Rendering or normalization? An analysis of the 3D-aided pose-invariant face recognition. YH Wu, SK Shah, IA Kakadiaris.
Date: February 2016.
Source: 2016 IEEE International Conference on Identity, Security and Behavior Analysis (ISBA), Sendai.
Presenter: Yuhang Wu.
Abstract: In spite of recent progress achieved in near-frontal face recognition, the problem of pose variations prevalent in 2D facial images captured in the wild still remains a challenging and unsolved issue. Among existing approaches of pose-invariant face recognition, 3D-aided methods have been demonstrated effective and promising. In this paper, we present an extensive evaluation of two widely adopted frameworks of 3D-aided face recognition in order to compare the state-of-the-art, identify remaining issues, and offer suggestions for future research. Specifically, we compare the pose normalization and the pose synthesis (rendering) based methods in an empirical manner.
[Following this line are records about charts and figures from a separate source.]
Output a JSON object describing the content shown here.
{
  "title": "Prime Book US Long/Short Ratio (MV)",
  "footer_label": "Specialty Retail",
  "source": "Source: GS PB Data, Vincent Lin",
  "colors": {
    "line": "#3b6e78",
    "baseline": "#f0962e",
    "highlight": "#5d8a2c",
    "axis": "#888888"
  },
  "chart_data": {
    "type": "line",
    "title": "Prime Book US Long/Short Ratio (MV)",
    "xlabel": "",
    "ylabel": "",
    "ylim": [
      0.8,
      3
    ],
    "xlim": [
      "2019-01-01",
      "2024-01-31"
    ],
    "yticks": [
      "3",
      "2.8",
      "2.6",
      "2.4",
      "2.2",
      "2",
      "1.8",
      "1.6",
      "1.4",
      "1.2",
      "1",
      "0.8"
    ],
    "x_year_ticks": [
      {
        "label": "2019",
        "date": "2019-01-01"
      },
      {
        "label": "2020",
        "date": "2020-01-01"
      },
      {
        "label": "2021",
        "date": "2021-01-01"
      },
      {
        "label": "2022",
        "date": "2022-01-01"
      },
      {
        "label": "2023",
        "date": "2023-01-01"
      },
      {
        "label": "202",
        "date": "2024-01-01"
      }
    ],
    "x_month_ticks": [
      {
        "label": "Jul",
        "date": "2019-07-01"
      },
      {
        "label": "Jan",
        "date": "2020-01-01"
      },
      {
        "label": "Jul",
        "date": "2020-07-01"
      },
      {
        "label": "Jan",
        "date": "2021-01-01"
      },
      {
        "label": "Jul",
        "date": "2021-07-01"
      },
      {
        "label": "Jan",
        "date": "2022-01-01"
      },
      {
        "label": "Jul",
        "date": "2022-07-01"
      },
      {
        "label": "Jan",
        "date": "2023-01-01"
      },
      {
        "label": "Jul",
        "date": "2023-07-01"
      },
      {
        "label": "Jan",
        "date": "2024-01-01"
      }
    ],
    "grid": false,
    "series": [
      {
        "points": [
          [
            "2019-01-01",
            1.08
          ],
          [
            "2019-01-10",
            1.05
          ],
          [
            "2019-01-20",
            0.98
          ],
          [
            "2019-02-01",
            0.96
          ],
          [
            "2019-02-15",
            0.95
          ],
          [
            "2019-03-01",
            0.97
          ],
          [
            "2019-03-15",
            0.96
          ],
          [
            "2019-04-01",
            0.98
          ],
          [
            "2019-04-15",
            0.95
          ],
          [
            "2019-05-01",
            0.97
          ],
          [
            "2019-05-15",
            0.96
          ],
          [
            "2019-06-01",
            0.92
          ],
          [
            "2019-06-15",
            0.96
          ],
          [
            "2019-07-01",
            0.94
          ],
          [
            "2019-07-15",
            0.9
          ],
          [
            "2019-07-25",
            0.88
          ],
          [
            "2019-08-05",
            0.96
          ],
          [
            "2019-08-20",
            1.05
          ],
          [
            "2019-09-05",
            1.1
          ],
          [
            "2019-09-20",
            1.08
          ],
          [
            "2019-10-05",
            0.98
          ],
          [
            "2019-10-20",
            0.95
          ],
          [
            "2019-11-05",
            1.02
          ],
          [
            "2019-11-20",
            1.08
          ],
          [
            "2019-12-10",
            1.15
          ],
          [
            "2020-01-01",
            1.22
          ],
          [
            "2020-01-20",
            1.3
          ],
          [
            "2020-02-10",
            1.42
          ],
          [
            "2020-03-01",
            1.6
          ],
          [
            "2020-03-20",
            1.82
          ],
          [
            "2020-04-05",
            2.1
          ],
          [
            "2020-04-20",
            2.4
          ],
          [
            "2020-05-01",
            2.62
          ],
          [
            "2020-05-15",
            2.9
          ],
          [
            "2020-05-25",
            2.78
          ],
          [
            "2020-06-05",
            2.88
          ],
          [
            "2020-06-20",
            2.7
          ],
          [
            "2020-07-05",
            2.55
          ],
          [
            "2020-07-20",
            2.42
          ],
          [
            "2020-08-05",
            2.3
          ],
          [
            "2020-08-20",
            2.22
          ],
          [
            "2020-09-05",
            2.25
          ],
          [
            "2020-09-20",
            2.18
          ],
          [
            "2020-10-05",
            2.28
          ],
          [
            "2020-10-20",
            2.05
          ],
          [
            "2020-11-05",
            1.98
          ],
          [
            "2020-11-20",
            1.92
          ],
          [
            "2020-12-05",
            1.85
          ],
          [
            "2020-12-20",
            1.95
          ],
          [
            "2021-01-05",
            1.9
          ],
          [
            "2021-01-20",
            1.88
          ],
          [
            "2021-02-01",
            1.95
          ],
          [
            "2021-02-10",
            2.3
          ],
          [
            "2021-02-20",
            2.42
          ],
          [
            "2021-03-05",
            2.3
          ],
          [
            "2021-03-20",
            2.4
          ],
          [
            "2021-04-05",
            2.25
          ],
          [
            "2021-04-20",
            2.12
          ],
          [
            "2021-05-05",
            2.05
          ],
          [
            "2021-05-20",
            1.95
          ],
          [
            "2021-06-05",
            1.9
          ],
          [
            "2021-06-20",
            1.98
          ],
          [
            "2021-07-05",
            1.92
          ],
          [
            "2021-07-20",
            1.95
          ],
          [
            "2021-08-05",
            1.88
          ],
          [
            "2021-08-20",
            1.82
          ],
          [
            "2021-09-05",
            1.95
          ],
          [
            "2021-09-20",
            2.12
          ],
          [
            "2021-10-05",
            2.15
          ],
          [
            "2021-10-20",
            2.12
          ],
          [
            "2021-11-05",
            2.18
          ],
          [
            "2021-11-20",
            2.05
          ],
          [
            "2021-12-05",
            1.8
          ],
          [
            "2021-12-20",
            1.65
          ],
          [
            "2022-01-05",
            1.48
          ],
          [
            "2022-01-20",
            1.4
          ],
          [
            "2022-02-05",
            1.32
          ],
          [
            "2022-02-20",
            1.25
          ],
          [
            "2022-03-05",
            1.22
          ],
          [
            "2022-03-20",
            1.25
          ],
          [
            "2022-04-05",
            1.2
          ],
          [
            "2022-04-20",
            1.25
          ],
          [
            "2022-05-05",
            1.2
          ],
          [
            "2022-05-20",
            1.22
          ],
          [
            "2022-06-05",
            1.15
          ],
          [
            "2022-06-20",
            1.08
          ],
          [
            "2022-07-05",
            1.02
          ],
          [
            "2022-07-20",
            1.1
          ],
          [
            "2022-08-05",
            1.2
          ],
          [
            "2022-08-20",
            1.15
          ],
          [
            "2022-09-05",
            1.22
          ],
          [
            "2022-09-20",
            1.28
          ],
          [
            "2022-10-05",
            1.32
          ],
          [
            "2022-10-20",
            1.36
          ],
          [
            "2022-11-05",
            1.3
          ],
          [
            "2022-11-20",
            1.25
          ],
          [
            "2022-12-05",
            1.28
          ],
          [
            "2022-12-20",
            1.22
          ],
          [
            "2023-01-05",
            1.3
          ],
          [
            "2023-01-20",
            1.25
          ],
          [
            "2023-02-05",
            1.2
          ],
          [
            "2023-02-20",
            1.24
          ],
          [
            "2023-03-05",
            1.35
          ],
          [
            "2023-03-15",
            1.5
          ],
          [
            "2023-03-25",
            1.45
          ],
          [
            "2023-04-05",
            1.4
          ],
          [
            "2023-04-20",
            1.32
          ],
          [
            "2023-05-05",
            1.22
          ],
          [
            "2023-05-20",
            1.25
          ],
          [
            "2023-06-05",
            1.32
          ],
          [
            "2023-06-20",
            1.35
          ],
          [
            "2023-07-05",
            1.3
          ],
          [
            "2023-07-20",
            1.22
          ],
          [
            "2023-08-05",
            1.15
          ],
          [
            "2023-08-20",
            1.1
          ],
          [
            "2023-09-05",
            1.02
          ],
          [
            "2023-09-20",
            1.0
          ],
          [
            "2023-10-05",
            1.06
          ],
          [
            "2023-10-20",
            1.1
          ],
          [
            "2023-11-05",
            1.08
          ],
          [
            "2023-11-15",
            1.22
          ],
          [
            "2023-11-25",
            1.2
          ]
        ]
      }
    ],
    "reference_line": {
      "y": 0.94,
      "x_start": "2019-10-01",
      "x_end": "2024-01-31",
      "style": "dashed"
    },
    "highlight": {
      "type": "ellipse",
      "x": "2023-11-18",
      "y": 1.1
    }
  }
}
The database (UHDB31) that we use covers 21 well-controlled pose variations, half of which show a combination of yaw and pitch. Through the experiments, we present the advantages and disadvantages of these two methods to provide solid data for future research in 3D-aided pose-invariant face recognition.
Authors: Yuhang Wu, Shishir K Shah, Ioannis A Kakadiaris, Computational Biomedicine Lab, Department of Computer Science, University of Houston, Houston, TX, USA.